In “Hello, Bookstore,” Zax doesn’t retread the common theme of chain bookstores and online vendors killing independent booksellers. This isn’t a story about the beloved mother and pop bookseller being slowly buried by corporatization. Instead, Zax allows the viewer to walk through Tannenbaum’s world and pick out elements from his backstory, work through the challenges he faces, and discover how, in times of unprecedented need, a community can come together to save something they hold dear.

“I always felt at home in a bookstore,” Zax said in his production notes for the film. “By this living, breathing sense of connection to stories and voices, old and new. For me, that feeling has never been stronger than inside The Bookstore in Lenox, Massachusetts. After spending many blissful hours listening to the stories of Matt Tannenbaum and watching him hold court at The Bookstore, I was struck by a vision to capture his essence: this person, this place and the community he serves.

When Zax started filming in 2019, he had no idea what was to come in 2020. The pandemic changed the course of his documentary.

“I only knew that it was my responsibility not to run away from the surreal and extraordinary events that were unfolding around us,” he said. “What has emerged in the difficulties of the pandemic, more viscerally than I could have ever imagined, is the symbiosis between a community and a bookstore. That a bookstore isn’t just a fancy place to pick up a book is vital to our well-being. And that we need stories more than ever.

In terms of filmmaking, Zax delivers a cluttered, jumbled documentary that’s heartfelt and uplifting. It’s as much a confirmation of the importance of independent bookstores as it is proof of the compassion of small towns. For bibliophiles, this is an essential sketch of a bookseller much loved by his community.

I can’t help but draw parallels between “Hello, Bookstore” and the loss of bookstores in Pinellas County. Before the pandemic, Lighthouse Books – formerly found on First Avenue North in St. Petersburg – moved to Dade City. When COVID hit, Haslam Bookstore – that venerable old business on Central Avenue in St. Petersburg – closed its doors to wait out the storm. To this day it remains closed, the books on its shelves frozen in time as the ghost of Jack Kerouac drifts down the deserted aisles. Despite numerous calls from the community to reopen the store, there has been no official word on when – or if – that day will ever arrive.
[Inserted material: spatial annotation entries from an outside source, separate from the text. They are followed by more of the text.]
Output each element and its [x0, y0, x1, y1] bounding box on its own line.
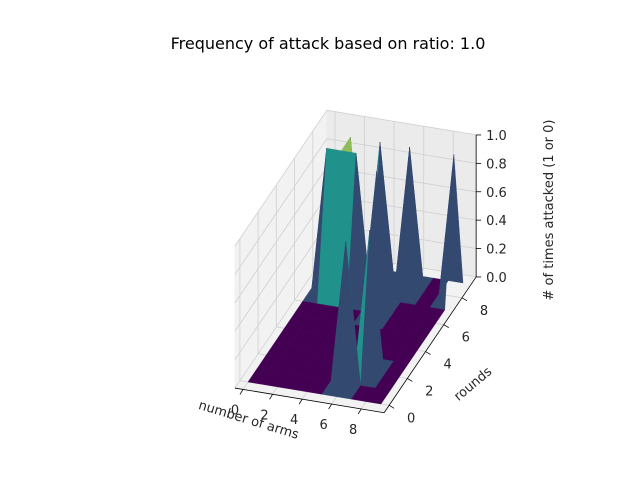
z-tick-label: 0.8 — [486, 157, 507, 172]
z-tick-label: 0.4 — [486, 214, 507, 229]
y-tick-mark — [388, 405, 395, 409]
surface-patches — [247, 137, 464, 405]
x-axis-line — [234, 387, 385, 414]
grid-line-z — [234, 138, 477, 275]
surface-patch — [366, 387, 391, 405]
y-tick-mark — [461, 297, 468, 302]
y-tick-mark — [443, 324, 450, 329]
x-tick-mark — [357, 408, 362, 415]
x-axis-label: number of arms — [197, 398, 301, 443]
x-tick-label: 0 — [231, 403, 239, 418]
x-tick-mark — [328, 403, 332, 410]
grid-line-z — [234, 109, 477, 247]
x-tick-mark — [298, 398, 303, 405]
z-tick-label: 1.0 — [486, 129, 507, 144]
axis-lines — [234, 134, 477, 414]
x-tick-mark — [239, 389, 244, 395]
x-tick-mark — [269, 394, 273, 400]
y-tick-mark — [425, 351, 431, 355]
x-tick-label: 4 — [290, 413, 298, 428]
y-tick-label: 8 — [480, 304, 488, 319]
z-tick-label: 0.0 — [486, 271, 507, 286]
y-axis-line — [383, 276, 477, 413]
chart-title: Frequency of attack based on ratio: 1.0 — [171, 34, 486, 53]
y-tick-mark — [407, 378, 413, 382]
y-tick-label: 2 — [425, 385, 433, 400]
z-tick-label: 0.6 — [486, 186, 507, 201]
y-tick-label: 4 — [443, 358, 451, 373]
y-tick-label: 0 — [407, 411, 415, 426]
z-tick-label: 0.2 — [486, 243, 507, 258]
x-tick-label: 8 — [349, 423, 357, 438]
x-tick-label: 2 — [260, 408, 268, 423]
z-axis-label: # of times attacked (1 or 0) — [542, 120, 557, 301]
y-tick-label: 6 — [462, 331, 470, 346]
y-axis-label: rounds — [451, 364, 495, 404]
x-tick-label: 6 — [320, 418, 328, 433]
Unlike Tannenbaum, the owner of DoraLynn Books didn’t feel the need to reach out to the community with a plea to save the business. Donnelly faced different circumstances in a different landscape, and he made a logical choice. If he had asked for help from the community, I’d like to think Pinellas County would have answered his call. I also believe that all of his clients – from hardcore bibliophiles and avid readers to seasonal residents and regular tourists – wish him nothing but the best in all his future endeavours.
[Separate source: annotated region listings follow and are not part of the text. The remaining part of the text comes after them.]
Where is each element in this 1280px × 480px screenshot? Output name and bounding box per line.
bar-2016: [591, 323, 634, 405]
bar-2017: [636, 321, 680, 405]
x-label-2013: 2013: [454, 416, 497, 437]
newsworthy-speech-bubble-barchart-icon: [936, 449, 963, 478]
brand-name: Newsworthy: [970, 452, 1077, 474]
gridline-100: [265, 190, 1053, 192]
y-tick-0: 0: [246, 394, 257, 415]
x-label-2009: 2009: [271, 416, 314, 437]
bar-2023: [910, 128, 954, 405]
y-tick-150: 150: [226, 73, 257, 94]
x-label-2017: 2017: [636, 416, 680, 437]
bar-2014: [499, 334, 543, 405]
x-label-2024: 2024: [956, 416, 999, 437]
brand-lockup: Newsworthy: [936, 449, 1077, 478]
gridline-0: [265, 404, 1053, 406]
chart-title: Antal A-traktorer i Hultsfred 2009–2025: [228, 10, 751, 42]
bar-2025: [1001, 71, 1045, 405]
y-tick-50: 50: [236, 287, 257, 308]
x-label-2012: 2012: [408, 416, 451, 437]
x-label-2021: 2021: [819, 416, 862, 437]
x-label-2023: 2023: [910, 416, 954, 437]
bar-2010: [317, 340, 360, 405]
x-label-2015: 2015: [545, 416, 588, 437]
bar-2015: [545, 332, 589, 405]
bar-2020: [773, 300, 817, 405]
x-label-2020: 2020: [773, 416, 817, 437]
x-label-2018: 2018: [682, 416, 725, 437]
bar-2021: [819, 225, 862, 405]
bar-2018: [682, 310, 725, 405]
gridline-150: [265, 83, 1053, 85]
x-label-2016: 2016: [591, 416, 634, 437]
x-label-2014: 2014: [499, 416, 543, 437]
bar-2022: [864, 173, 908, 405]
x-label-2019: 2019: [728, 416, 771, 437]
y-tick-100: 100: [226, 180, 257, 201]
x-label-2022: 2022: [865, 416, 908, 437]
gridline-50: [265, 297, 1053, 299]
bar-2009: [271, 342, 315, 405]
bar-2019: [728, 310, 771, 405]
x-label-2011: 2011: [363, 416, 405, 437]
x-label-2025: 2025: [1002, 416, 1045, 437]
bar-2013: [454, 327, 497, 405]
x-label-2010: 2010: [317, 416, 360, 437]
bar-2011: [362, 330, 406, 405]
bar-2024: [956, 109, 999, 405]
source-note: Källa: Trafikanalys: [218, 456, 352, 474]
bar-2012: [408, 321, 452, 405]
I would return every book I purchased if it brought DoraLynn Books back to life. Today, the halls where avid readers and book collectors once wasted hours searching for treasures or getting away from it all are silent and still. Only light and shadow now access empty spaces, performing their daily dance routine on the floor.

Bookstores come and go.

It might just be me, but I feel like booksellers are becoming an endangered species. With rising inflation, skyrocketing real estate values, and skyrocketing commercial and retail leases, starting any new business is daunting. Opening a bookstore in the current political climate alone could be off-putting to many would-be entrepreneurs, knowing that there are segments of the population that would rather ban, censor, and burn books than read them.

Fortunately, Pinellas still has several independent booksellers to choose from, such as Wilson’s Book World in St. Petersburg, Books at Park Place in South Pasadena, Back in the Day Books in Dunedin, and Tombolo Books in St. Petersburg.